A few seconds passed of utter silence, after placing some of the dishes away I turned to find her quiet all of a sudden catching me off guard given the lack of response and how she was just standing there by the sink. Eyes glazed over that I felt compelled to say, "Let me finish off in here," I offered moving towards her grabbing the sponge lathered in soap from her grasp.
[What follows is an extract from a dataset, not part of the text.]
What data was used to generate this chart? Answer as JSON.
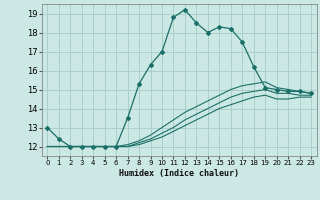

She blinked a few times landing back to reality plastering a faux smile that did nothing to steer me away from the concern that was slowly becoming a constant emotion I associated in relation to her, "I'm good, just thinking about something," she mumbled continuing with the task at hand.
Eyeing her for a little longer I chose to hold my tongue despite wanting to say something but I had to respect her space. My mother always told me that sometimes it takes time for people to open up to you with certainty that in the process of opening up you won't use their vulnerabilities against them. And so for the rest of the time we were in that room the conversation remained light blocking off the dark path looming just around the corner that in time we would eventually avail.